VSN Gift Guide: Awaken a Loved One with Rad Reads

VSN Gift Guide: Red Emma's in Baltimore is a collective-run bookstore that sells radical books in person and online. And in person, you can get great coffee and food too.

More books for the Gift Guide, I know, but the nieces, nephews, and grandkids know that my gift of choice tends to be a book.

What better gift than the gift of art or beauty? A book turns its reader into a traveler. A book given as a gift can introduce new worlds, expand horizons, challenge old notions, and change lives. If you’re going to spend holiday money (and at the last minute, these are easy to obtain, especially in e-book form), why not spend it on helping to improve someone’s life in some way? Given that we must prepare to resist Führer Trump and his minions, what better book to give for Christmas, Kwanzaa, or Hanukkah — or at any time when one lives under right-wing white supremacist Christian nationalist rule — than a radical book?

Some righteous bookseller suggestions:

  1. Red Emma’s Bookstore

    The first in my heart, Red Emma’s in Baltimore is my hometown collective-run bookstore. I’ve been a customer for decades and the shop’s evolution, growth, and community commitment are good news for anyone with a brain. The Red Emma’s goodness is available beyond Charm City, too — it offers a great online repository of super reads.

  2. Seven Stories Press

    From serious tomes for grizzled and newbie activists to book clubs and “rad reads for rad kids,” New York City publisher Seven Stories Press does a mountain of good by making uncompromising political books, fiction, and poetry available. Dan Simon founded the company in 1995 and named it to honor seven authors who shared SSP’s fiercely independent spirit.

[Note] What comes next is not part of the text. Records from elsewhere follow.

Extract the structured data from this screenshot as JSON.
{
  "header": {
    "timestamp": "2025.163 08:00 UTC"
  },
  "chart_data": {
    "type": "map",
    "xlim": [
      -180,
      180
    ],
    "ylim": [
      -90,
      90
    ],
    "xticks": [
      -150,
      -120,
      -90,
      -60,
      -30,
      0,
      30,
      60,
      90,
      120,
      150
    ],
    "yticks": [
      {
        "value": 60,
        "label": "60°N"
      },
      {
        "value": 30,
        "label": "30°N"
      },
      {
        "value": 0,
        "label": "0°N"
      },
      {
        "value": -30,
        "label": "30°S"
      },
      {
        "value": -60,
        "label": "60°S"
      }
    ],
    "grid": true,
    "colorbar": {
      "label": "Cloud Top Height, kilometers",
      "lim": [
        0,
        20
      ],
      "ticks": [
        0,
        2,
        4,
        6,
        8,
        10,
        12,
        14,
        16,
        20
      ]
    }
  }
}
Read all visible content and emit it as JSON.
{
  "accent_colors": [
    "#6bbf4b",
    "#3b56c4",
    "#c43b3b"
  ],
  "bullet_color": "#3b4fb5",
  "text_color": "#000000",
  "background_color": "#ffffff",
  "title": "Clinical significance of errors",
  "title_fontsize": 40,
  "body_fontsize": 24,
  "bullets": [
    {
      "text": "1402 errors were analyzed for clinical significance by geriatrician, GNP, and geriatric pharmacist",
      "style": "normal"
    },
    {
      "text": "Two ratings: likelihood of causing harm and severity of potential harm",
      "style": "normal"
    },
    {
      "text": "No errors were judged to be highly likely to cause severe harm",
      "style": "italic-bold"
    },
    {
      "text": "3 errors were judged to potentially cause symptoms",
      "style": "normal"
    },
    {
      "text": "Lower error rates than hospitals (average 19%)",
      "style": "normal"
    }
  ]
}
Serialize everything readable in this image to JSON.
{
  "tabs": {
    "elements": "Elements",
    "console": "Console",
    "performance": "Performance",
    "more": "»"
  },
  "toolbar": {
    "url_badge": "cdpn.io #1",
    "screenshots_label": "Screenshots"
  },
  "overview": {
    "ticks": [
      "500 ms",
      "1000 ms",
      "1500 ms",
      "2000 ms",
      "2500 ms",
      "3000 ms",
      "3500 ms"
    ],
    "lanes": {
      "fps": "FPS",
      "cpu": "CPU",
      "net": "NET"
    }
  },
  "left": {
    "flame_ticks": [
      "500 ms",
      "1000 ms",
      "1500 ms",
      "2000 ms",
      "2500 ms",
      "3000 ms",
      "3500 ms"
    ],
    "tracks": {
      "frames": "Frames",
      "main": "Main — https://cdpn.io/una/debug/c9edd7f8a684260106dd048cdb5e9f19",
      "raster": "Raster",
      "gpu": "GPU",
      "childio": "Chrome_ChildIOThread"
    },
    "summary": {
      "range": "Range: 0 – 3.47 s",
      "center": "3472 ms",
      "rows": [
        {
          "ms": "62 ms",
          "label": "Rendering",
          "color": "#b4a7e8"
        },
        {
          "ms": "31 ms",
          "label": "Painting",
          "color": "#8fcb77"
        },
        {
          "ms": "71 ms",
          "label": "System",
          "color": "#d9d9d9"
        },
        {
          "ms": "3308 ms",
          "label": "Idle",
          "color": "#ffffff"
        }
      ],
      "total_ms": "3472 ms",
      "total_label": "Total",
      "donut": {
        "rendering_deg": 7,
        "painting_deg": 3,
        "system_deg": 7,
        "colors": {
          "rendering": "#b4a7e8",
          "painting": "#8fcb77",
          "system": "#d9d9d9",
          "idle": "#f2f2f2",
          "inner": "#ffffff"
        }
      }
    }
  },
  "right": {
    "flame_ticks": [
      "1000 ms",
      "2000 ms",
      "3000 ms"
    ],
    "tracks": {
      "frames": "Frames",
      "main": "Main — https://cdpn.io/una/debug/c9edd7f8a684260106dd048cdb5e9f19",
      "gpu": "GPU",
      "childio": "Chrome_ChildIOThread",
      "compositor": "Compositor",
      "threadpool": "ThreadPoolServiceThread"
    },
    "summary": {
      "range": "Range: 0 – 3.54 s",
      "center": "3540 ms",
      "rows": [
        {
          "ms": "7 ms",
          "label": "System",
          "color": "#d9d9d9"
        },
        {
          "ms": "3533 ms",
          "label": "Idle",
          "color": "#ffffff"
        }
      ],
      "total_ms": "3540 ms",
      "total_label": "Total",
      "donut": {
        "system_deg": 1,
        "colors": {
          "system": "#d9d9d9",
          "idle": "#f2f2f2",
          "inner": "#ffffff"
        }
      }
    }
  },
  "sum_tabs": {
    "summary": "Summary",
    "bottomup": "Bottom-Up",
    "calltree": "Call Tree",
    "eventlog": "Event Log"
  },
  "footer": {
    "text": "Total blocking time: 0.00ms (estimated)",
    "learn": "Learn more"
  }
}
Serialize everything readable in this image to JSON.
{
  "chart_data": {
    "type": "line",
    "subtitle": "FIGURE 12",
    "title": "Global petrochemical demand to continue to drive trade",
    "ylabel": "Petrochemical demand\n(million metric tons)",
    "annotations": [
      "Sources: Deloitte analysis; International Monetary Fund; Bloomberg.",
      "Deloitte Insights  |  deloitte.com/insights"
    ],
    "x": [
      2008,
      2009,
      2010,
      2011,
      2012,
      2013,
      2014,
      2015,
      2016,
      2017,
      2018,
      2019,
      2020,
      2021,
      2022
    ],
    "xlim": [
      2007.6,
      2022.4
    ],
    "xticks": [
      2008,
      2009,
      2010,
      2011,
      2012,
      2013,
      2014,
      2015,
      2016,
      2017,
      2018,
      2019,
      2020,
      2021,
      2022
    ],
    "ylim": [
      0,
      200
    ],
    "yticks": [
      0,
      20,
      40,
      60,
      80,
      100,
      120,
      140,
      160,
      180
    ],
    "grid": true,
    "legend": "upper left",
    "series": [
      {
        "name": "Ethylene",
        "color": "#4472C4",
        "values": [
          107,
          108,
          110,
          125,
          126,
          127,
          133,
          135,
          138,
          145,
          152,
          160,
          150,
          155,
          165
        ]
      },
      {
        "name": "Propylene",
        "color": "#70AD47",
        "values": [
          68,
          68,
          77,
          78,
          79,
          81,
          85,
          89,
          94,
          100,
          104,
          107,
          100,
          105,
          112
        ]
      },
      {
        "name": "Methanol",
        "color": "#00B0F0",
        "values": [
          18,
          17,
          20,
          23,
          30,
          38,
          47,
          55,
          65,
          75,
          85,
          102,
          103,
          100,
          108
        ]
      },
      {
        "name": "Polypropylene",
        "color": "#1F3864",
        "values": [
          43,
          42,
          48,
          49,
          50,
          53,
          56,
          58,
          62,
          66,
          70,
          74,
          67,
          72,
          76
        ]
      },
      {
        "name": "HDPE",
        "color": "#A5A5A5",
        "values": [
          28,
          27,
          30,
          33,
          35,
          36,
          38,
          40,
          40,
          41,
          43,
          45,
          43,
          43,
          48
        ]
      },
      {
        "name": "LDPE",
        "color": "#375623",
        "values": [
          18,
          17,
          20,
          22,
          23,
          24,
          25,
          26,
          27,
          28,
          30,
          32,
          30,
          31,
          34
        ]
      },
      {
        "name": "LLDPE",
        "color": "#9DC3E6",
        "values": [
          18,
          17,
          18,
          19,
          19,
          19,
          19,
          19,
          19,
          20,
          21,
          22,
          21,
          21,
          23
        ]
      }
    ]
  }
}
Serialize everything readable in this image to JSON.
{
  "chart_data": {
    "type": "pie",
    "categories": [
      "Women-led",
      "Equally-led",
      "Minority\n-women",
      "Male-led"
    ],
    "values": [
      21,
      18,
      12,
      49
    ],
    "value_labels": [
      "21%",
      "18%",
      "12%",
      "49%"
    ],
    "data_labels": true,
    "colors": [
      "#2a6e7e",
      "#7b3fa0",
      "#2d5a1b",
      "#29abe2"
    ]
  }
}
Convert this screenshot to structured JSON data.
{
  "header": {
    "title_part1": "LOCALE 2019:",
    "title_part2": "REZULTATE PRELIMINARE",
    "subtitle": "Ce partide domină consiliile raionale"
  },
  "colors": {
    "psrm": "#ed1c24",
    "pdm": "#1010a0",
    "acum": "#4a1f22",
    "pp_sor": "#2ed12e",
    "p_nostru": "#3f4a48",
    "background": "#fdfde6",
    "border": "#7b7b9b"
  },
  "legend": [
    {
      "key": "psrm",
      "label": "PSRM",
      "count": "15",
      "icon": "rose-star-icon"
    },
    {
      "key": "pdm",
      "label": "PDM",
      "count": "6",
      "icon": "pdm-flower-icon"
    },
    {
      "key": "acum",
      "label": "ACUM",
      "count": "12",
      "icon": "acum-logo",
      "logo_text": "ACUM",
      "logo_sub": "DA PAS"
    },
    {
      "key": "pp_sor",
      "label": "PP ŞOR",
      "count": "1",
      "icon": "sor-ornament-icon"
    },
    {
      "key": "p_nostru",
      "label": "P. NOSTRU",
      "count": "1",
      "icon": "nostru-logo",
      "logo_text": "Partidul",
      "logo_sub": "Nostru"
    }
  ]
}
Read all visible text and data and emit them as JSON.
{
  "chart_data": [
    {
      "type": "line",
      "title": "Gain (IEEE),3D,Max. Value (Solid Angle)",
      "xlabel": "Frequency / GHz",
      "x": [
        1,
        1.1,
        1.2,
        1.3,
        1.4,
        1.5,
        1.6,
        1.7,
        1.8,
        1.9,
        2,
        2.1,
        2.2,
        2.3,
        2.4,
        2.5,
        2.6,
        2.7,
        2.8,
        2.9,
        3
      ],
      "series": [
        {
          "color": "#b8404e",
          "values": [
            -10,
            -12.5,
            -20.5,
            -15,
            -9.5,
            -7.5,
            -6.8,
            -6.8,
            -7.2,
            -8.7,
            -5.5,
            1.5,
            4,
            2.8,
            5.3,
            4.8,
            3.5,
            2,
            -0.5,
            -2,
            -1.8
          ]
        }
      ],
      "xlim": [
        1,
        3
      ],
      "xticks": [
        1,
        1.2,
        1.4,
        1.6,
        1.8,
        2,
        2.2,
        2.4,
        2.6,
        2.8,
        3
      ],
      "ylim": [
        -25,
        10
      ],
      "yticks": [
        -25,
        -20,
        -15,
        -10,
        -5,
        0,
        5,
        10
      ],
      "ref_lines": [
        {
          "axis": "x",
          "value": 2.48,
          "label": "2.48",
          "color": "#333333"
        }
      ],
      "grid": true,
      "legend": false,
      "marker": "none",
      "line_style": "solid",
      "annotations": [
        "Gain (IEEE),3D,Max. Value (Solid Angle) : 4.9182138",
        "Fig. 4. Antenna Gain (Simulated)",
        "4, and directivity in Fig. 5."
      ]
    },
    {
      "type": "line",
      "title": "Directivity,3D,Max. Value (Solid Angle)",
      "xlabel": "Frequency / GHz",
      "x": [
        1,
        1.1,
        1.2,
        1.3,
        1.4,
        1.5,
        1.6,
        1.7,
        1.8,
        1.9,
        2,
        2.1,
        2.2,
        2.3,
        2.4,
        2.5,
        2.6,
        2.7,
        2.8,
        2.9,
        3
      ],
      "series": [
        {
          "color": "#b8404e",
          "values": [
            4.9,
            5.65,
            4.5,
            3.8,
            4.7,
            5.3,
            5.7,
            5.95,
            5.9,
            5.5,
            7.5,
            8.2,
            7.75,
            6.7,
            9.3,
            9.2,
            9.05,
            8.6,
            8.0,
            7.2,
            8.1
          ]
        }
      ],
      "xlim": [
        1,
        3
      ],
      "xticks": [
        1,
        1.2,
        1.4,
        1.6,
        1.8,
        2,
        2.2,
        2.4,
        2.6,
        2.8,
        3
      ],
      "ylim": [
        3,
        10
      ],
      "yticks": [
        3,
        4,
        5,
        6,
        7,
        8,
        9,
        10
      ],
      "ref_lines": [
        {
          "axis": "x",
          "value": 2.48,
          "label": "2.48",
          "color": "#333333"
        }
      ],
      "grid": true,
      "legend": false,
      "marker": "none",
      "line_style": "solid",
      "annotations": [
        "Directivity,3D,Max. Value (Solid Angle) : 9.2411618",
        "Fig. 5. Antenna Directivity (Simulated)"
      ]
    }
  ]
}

  3. Working Class History

    Working Class History labors overtime to educate via social media and its podcasts about people’s history and the struggle against the dominant paradigm. WCH also has an online bookstore that offers radical reads on history, politics, and culture. Do peruse its curated list of WCH Favourites.

  4.  Firestorm Books

    Since 2008, radical bookstore and community event space Firestorm Books of Asheville, N.C., has served the people and fueled the grassroots movement.  While quietly radicalizing Southern Appalachia by operating as a queer and feminist collective promoting values like cooperation, empowerment, and equity, it provides organizing space and offers truly dangerous and wonderful lefty reads.

  5. Busboys & Poets

    I started in the DMV and will end there: The website of Washington, D.C. eatery Busboys and Poets says it aims “to not only be a restaurant, but also a space in which intellectual, cultural, political, and social issues can come together for a discussion that benefits everyone.” At its birthplace,  14th and V Streets, NW, or in its additional seven locations, Busboys and Poets Books works to strengthen communities through access to “socially-conscious literature, programs, healing conversations, and a respectful exchange of ideas.” I feel like an improved version of myself after buying and reading books from Busboys and Poets. Via its online bookstore, you and your loved ones can too, wherever you are.

While the notion of a Buy Nothing Holiday appeals and is worth pursuing, sometimes, buying a gift is the only appropriate act. That being so, why not spend the money on ideas and truths we need to know that The Man doesn’t want us to know? Resist the darkness. Eschew evil Bezos and his greedy, lying ilk.

Happy holidays, y’all. Make them bright.